At the edge of modern cyber-physical systems, Micro-Controller Units (MCUs) are responsible for safety-critical sensing/actuation. However, MCU cost constraints rule out the usual security mechanisms of general-purpose computers. Thus, various low-cost security architectures have been proposed to remotely verify MCU software integrity. Control Flow Attestation (CFA) enables a Verifier (Vrf) to remotely assess the run-time behavior of a prover MCU (Prv), generating an authenticated trace of all of Prv control flow transfers (CFLog). Further, Control Flow Auditing architectures augment CFA by guaranteeing the delivery of evidence to Vrf. Unfortunately, a limitation of existing CFA lies in the cost to store and transmit CFLog, as even simple MCU software may generate large traces. Given these issues, prior work has proposed static (context-insensitive) optimizations. However, they do not support configurable program-specific optimizations. In this work, we note that programs may produce unique predictable control flow sub-paths and argue that program-specific predictability can be leveraged to dynamically optimize CFA while retaining all security guarantees. Therefore, we propose SpecCFA: an approach for dynamic sub-path speculation in CFA. SpecCFA allows Vrf to securely speculate on likely control flow sub-paths for each attested program. At run-time, when a sub-path in CFLog matches a pre-defined speculation, the entire sub-path is replaced by a reserved symbol. SpecCFA can speculate on multiple variable-length control flow sub-paths simultaneously. We implement SpecCFA atop two open-source control flow auditing architectures: one based on a custom hardware design and one based on a commodity Trusted Execution Environment (ARM TrustZone-M). In both cases, SpecCFA significantly lowers storage/performance costs that are critical to resource-constrained MCUs.

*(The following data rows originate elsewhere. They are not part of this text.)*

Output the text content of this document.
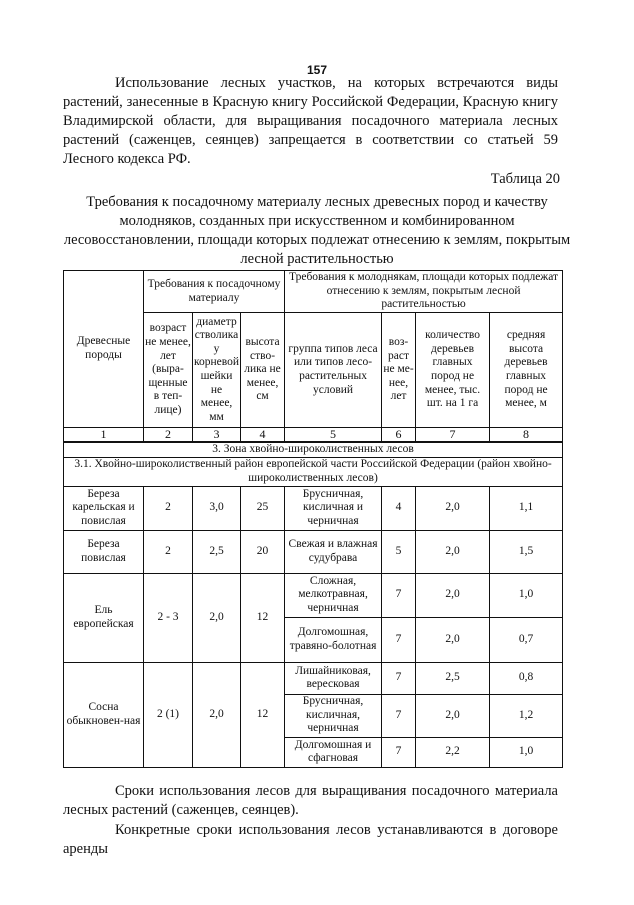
157
Использование лесных участков, на которых встречаются виды растений, занесенные в Красную книгу Российской Федерации, Красную книгу Владимирской области, для выращивания посадочного материала лесных растений (саженцев, сеянцев) запрещается в соответствии со статьей 59 Лесного кодекса РФ.
Таблица 20
Требования к посадочному материалу лесных древесных пород и качеству молодняков, созданных при искусственном и комбинированном лесовосстановлении, площади которых подлежат отнесению к землям, покрытым лесной растительностью
Древесные породы	Требования к посадочному материалу			Требования к молоднякам, площади которых подлежат отнесению к землям, покрытым лесной растительностью			
	возраст не менее, лет (выра-щенные в теп-лице)	диаметр стволика у корневой шейки не менее, мм	высота ство-лика не менее, см	группа типов леса или типов лесо-растительных условий	воз-раст не ме-нее, лет	количество деревьев главных пород не менее, тыс. шт. на 1 га	средняя высота деревьев главных пород не менее, м
1	2	3	4	5	6	7	8
3. Зона хвойно-широколиственных лесов							
3.1. Хвойно-широколиственный район европейской части Российской Федерации (район хвойно-широколиственных лесов)							
Береза карельская и повислая	2	3,0	25	Брусничная, кисличная и черничная	4	2,0	1,1
Береза повислая	2	2,5	20	Свежая и влажная судубрава	5	2,0	1,5
Ель европейская	2 - 3	2,0	12	Сложная, мелкотравная, черничная	7	2,0	1,0
				Долгомошная, травяно-болотная	7	2,0	0,7
Сосна обыкновен-ная	2 (1)	2,0	12	Лишайниковая, вересковая	7	2,5	0,8
				Брусничная, кисличная, черничная	7	2,0	1,2
				Долгомошная и сфагновая	7	2,2	1,0
Сроки использования лесов для выращивания посадочного материала лесных растений (саженцев, сеянцев).
Конкретные сроки использования лесов устанавливаются в договоре аренды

翻译：在现代信息物理系统的边缘，微控制器单元（MCU）负责安全关键的传感/驱动任务。然而，MCU的成本限制排除了通用计算机常用的安全机制。因此，学界提出了多种低成本安全架构以实现对MCU软件完整性的远程验证。控制流证明（CFA）使验证方（Vrf）能够远程评估证明方MCU（Prv）的运行时行为，生成所有Prv控制流转移的认证轨迹（CFLog）。此外，控制流审计架构通过保证证据交付至Vrf来增强CFA。遗憾的是，现有CFA的局限在于存储和传输CFLog的成本较高，因为即使简单的MCU软件也可能生成庞大的轨迹。针对这些问题，先前研究提出了静态（上下文不敏感）优化方案，但无法支持可配置的程序特定优化。本工作中，我们注意到程序可能产生独特的可预测控制流子路径，并论证可利用程序特定的可预测性在保持所有安全保证的前提下动态优化CFA。为此，我们提出SpecCFA：一种在CFA中实现动态子路径推测的方法。SpecCFA允许Vrf为每个被证明程序安全地推测可能的控制流子路径。在运行时，当CFLog中的子路径与预定义的推测匹配时，整个子路径将被替换为预留符号。SpecCFA可同时推测多个可变长度的控制流子路径。我们在两种开源控制流审计架构上实现了SpecCFA：一种基于定制硬件设计，另一种基于商用可信执行环境（ARM TrustZone-M）。两种场景下，SpecCFA均显著降低了对于资源受限MCU至关重要的存储/性能开销。